During World War II, he served as a P-51 Mustang pilot with the Eighth Air Force, Fourth Fighter Group and was stationed in Debden, England between May 2, 1944 and December 1, 1944. His group was responsible for escort duties of heavy bombers over Europe and did much close ground support work before and after the D-Day invasion of June 6, 1944. During his service he flew 64 combat missions and was promoted from First Lieutenant to Flight Commander.
For bravery in aerial combat, he was awarded the Air Medal with three oak leaf clusters and the Distinguished Flying Cross. These medals recognized his “extraordinary achievement in aerial flight over enemy occupied Continental Europe”, his “skillful and zealous manner” in which he piloted his “kite”, and “serve as an inspiration to his fellow flyers”. Furthermore, his citation recognized that his “actions on all occasions reflect the highest credit upon themselves and the Armed Forces of the United States”.

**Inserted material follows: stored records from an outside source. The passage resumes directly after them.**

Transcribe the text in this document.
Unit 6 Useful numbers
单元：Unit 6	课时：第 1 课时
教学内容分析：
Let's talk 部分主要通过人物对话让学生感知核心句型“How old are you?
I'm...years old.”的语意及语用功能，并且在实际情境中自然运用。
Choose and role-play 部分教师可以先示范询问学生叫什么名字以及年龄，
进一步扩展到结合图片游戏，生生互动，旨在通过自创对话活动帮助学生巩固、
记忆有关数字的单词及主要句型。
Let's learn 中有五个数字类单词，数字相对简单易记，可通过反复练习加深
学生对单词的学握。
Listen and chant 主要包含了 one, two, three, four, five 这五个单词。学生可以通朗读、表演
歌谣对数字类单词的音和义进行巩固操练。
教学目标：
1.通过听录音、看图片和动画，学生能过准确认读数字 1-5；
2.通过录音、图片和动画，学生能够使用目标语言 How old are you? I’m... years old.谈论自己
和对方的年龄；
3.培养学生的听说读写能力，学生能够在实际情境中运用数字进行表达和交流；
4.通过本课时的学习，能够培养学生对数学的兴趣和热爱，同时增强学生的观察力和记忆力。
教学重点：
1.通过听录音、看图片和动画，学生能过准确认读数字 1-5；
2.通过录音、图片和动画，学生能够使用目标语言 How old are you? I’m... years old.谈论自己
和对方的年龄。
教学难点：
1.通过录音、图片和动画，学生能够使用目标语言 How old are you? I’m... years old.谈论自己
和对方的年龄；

He spent most of his working life in the insurance business, primarily with the Commercial Union Insurance Company, of Boston, Massachusetts. From 1963 until his retirement in 1985 he was a marketing representative responsible for the state of Connecticut. During retirement he supported the Connecticut Aeronautical Society doing volunteer work at the New England Air Museum at Bradley Field, Connecticut. He was also an instructor with the Saybrook Power Squadron, an organization devoted to boating safety. In his later years he was an instructor with Literacy Volunteers of Westbrook, Connecticut. In addition, for twelve years he was a volunteer driver for the Estuary Council’s Meals on Wheels program in the shoreline area.
He had many fond memories of meeting his aviation buddies for breakfast in local restaurants. He is deeply missed by all who knew him.